I made the millet porridge recipe from "The Body Ecology Diet" which is basically a cup of millet, 7 cups of water or chicken stock and any chopped veggies you want to add cooked in a pressure cooker for 30 minutes. The next day I reheated it in a skillet and served with sauteed zucchini, red pepper, onion and spinach. It was yummy! Seared Ahi Tuna Salad was one super easy, fast meal that was a family favorite. We purchased marinated ahi tuna steaks from Trader Joes and a bag of baby greens. We put the greens on a plate, pan seared the ahi on all four sides leaving the center rare, sliced it up and placed it on top of the salad. We topped it off with pepper and Pink Himalayan salt. My husband said, "My taste buds are bursting with flavor!" The kids loved it too!
We have really relied on cookbooks to give us ideas of what to eat. We already cooked with a lot of the ingredients on the list but have been experimenting with Stevia, the four grains and cultured milk and fermented veggies. I went to a yogurt and kefir making class and the tasting samples were so good!

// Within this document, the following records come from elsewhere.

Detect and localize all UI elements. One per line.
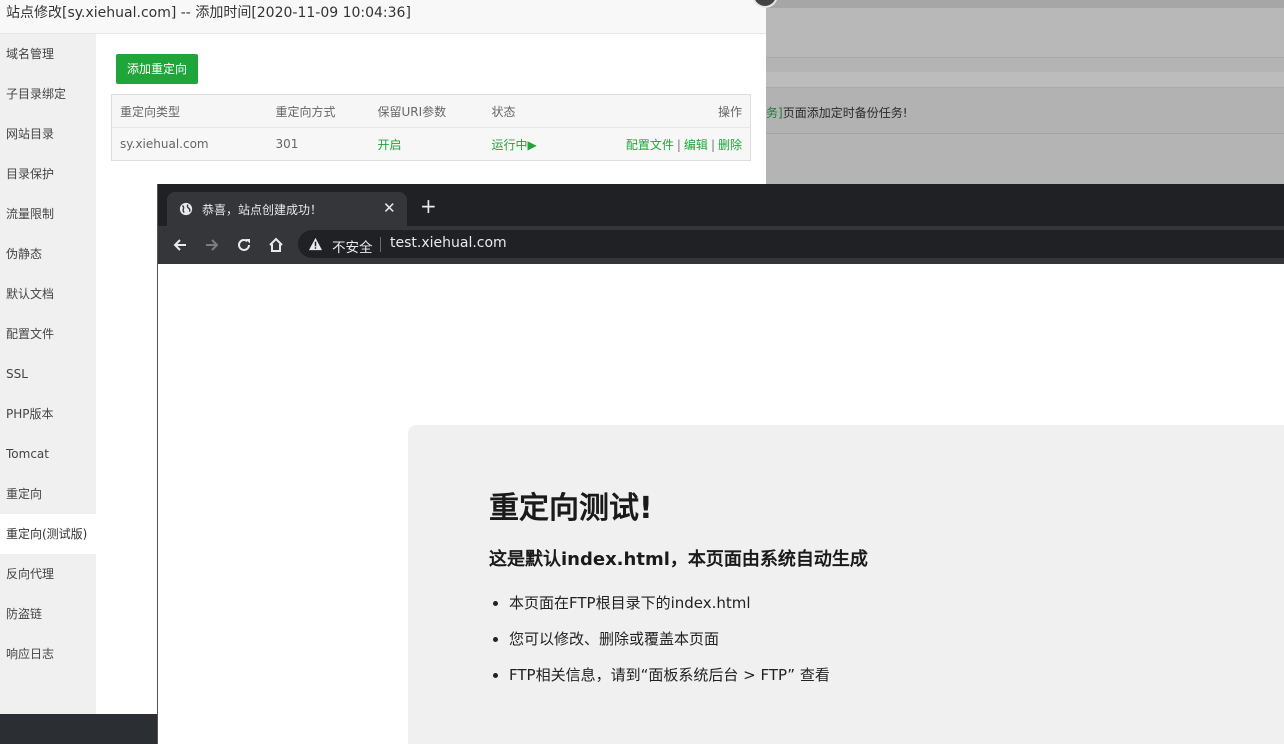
cell-actions: 配置文件 | 编辑 | 删除 bbox=[594, 128, 751, 161]
dialog-sidebar: 域名管理 子目录绑定 网站目录 目录保护 流量限制 伪静态 默认文档 配置文件 … bbox=[0, 34, 96, 714]
sidebar-item-rewrite[interactable]: 伪静态 bbox=[0, 234, 96, 274]
notice-link-fragment: 务] bbox=[766, 106, 783, 120]
info-list: 本页面在FTP根目录下的index.html 您可以修改、删除或覆盖本页面 FT… bbox=[509, 593, 830, 701]
background-top-strip bbox=[766, 0, 1284, 8]
sidebar-item-traffic-limit[interactable]: 流量限制 bbox=[0, 194, 96, 234]
address-divider bbox=[380, 237, 381, 252]
sidebar-item-hotlink-protection[interactable]: 防盗链 bbox=[0, 594, 96, 634]
action-separator: | bbox=[676, 137, 681, 152]
column-header-type: 重定向类型 bbox=[120, 104, 181, 119]
browser-window: 恭喜，站点创建成功！ ✕ + 不安全 test.xiehual.com 重定向测… bbox=[157, 184, 1284, 744]
address-bar[interactable]: 不安全 test.xiehual.com bbox=[298, 230, 1284, 258]
dialog-title: 站点修改[sy.xiehual.com] -- 添加时间[2020-11-09 … bbox=[0, 0, 766, 34]
cell-keep-uri: 开启 bbox=[377, 137, 402, 152]
column-header-status: 状态 bbox=[491, 104, 516, 119]
sidebar-item-dir-protection[interactable]: 目录保护 bbox=[0, 154, 96, 194]
sidebar-item-subdir-binding[interactable]: 子目录绑定 bbox=[0, 74, 96, 114]
column-header-actions: 操作 bbox=[717, 104, 742, 119]
sidebar-item-php-version[interactable]: PHP版本 bbox=[0, 394, 96, 434]
browser-tabstrip: 恭喜，站点创建成功！ ✕ + bbox=[158, 184, 1284, 226]
list-item: FTP相关信息，请到“面板系统后台 > FTP” 查看 bbox=[509, 665, 830, 701]
url-text[interactable]: test.xiehual.com bbox=[390, 235, 507, 251]
background-row bbox=[766, 72, 1284, 88]
edit-link[interactable]: 编辑 bbox=[684, 138, 708, 152]
browser-tab[interactable]: 恭喜，站点创建成功！ ✕ bbox=[167, 192, 407, 226]
background-notice: 务]页面添加定时备份任务! bbox=[766, 88, 1284, 134]
web-page: 重定向测试! 这是默认index.html，本页面由系统自动生成 本页面在FTP… bbox=[158, 264, 1284, 744]
globe-icon bbox=[179, 202, 193, 216]
sidebar-item-default-document[interactable]: 默认文档 bbox=[0, 274, 96, 314]
page-heading: 重定向测试! bbox=[489, 491, 653, 526]
sidebar-item-redirect[interactable]: 重定向 bbox=[0, 474, 96, 514]
notice-message: 页面添加定时备份任务! bbox=[782, 106, 908, 120]
cell-status: 运行中▶ bbox=[484, 128, 594, 161]
sidebar-item-tomcat[interactable]: Tomcat bbox=[0, 434, 96, 474]
list-item: 本页面在FTP根目录下的index.html bbox=[509, 593, 830, 629]
add-redirect-button[interactable]: 添加重定向 bbox=[116, 54, 198, 84]
table-header-row: 重定向类型 重定向方式 保留URI参数 状态 操作 bbox=[111, 94, 751, 128]
background-notice-text: 务]页面添加定时备份任务! bbox=[766, 104, 908, 121]
forward-arrow-icon[interactable] bbox=[203, 236, 221, 254]
background-row bbox=[766, 8, 1284, 58]
new-tab-button[interactable]: + bbox=[420, 196, 437, 216]
back-arrow-icon[interactable] bbox=[171, 236, 189, 254]
column-header-keep-uri: 保留URI参数 bbox=[377, 104, 447, 119]
page-subheading: 这是默认index.html，本页面由系统自动生成 bbox=[489, 549, 868, 570]
redirect-table: 重定向类型 重定向方式 保留URI参数 状态 操作 sy.xiehual.com… bbox=[111, 94, 751, 161]
security-label[interactable]: 不安全 bbox=[332, 236, 373, 256]
delete-link[interactable]: 删除 bbox=[718, 138, 742, 152]
tab-close-icon[interactable]: ✕ bbox=[383, 199, 396, 217]
sidebar-item-config-file[interactable]: 配置文件 bbox=[0, 314, 96, 354]
action-separator: | bbox=[710, 137, 715, 152]
column-header-method: 重定向方式 bbox=[275, 104, 336, 119]
warning-icon[interactable] bbox=[308, 237, 323, 251]
cell-redirect-method: 301 bbox=[275, 137, 299, 151]
content-card: 重定向测试! 这是默认index.html，本页面由系统自动生成 本页面在FTP… bbox=[408, 425, 1284, 744]
sidebar-item-reverse-proxy[interactable]: 反向代理 bbox=[0, 554, 96, 594]
reload-icon[interactable] bbox=[235, 236, 253, 254]
browser-toolbar: 不安全 test.xiehual.com bbox=[158, 226, 1284, 264]
sidebar-item-response-log[interactable]: 响应日志 bbox=[0, 634, 96, 674]
list-item: 您可以修改、删除或覆盖本页面 bbox=[509, 629, 830, 665]
sidebar-item-ssl[interactable]: SSL bbox=[0, 354, 96, 394]
table-row: sy.xiehual.com 301 开启 运行中▶ 配置文件 | 编辑 | 删除 bbox=[111, 127, 751, 161]
home-icon[interactable] bbox=[267, 236, 285, 254]
tab-title: 恭喜，站点创建成功！ bbox=[202, 203, 323, 217]
sidebar-item-site-directory[interactable]: 网站目录 bbox=[0, 114, 96, 154]
config-file-link[interactable]: 配置文件 bbox=[626, 138, 674, 152]
status-toggle-link[interactable]: 运行中▶ bbox=[492, 138, 537, 152]
sidebar-item-redirect-beta[interactable]: 重定向(测试版) bbox=[0, 514, 96, 554]
cell-redirect-type: sy.xiehual.com bbox=[120, 137, 209, 151]
sidebar-item-domain[interactable]: 域名管理 bbox=[0, 34, 96, 74]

We had potato salad made with kefir cheese instead of mayonnaise, spelt crackers which were soaked overnight in kefir, ranch dressing made with piima, lemon cheese and 2 kinds of smoothies made with homemade yogurt and kefir! I got the culture for making piima and made it this week! Now I have a very healthy probiotic yogurt to make the dressing for our salads! I have been making about 2 cups of kefir every day and adding it to our green smoothies....more probiotic goodness for our tummies!

1 comment:

  1. I appreciate all that you've done here for us, but I wanted to let you know, DISTILLED water is NOT on the Body Ecology Diet. On The Diet, we can drink mineral, well, spring, or filtered water, so it will still be mineral rich. Distilled water has no minerals.